Authors: William J. Trickler, Susan M. Lantz, Bonnie L. Robinson, Glenn D. Newport, Paul C. Howard, Alexandru S. Biris, Merle G. Paule, William Slikker, Jr., John J. Schlager, Saber M. Hussain, and Syed F. Ali
Publication: Drug Metabolism Reviews, Volume 46, Issue 2
The purpose of the current studies was to determine if systemic exposure of various metallic nanoparticles differing in size and composition [silver (Ag-NPs, 25, 40 and 80 nm), copper-oxide (Cu-NPs, 40 and 60 nm) or gold (Au-NPs, 3 and 5 nm)] can induce the release of pro-inflammatory mediators that influence the restrictive nature of the blood–brain barrier (BBB) in vitro. Confluent porcine brain microvessel endothelial cells (pBMECs) (8–12 days) were treated with various metallic nanoparticles (15 μg/ml).
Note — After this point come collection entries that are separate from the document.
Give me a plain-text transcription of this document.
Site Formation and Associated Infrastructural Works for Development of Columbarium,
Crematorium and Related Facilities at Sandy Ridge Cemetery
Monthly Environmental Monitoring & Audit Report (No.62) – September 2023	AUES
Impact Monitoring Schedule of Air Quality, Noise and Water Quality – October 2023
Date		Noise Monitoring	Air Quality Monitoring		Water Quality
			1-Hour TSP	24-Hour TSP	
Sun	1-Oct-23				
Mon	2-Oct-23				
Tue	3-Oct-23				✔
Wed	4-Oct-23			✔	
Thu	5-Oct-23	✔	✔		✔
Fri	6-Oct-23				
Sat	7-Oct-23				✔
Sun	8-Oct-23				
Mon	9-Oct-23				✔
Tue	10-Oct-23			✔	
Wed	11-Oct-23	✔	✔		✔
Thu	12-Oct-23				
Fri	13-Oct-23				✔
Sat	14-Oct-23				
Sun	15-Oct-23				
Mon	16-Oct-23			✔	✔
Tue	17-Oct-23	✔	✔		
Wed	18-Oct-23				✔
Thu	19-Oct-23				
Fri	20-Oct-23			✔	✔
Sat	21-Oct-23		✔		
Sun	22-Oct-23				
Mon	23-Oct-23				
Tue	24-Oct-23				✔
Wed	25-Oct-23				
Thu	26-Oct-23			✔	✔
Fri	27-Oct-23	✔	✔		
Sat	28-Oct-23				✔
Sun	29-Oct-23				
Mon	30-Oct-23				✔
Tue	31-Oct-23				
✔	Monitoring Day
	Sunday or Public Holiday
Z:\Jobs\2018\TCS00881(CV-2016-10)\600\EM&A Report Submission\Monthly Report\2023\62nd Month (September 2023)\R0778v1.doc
Extracellular concentrations of pro-inflammatory mediators (IL-1β, TNFα and PGE2) were evaluated using ELISA. pBMECs were cultured in standard 12-well Transwell® inserts, and permeability was evaluated by measuring the transport of fluorescein across the pBMEC monolayers. PGE2 release following Cu-NP exposure was significantly increased when compared to the control. Similar results were observed for Ag-NPs but not Au-NPs. The secretion of TNFα and IL-1β was observed for both Cu-NPs and Ag-NPs but not in response to Au-NPs. The post-treatment time profiles of TNFα and IL-1β revealed that the IL-1β response was more persistent. The permeability ratios (exposure/control) were significantly greater following exposure to Cu-NPs or Ag-NPs, compared to Au-NPs. Together, these data suggest that the composition and size of NPs can cause significant pro-inflammatory response that can influence the integrity of the BBB.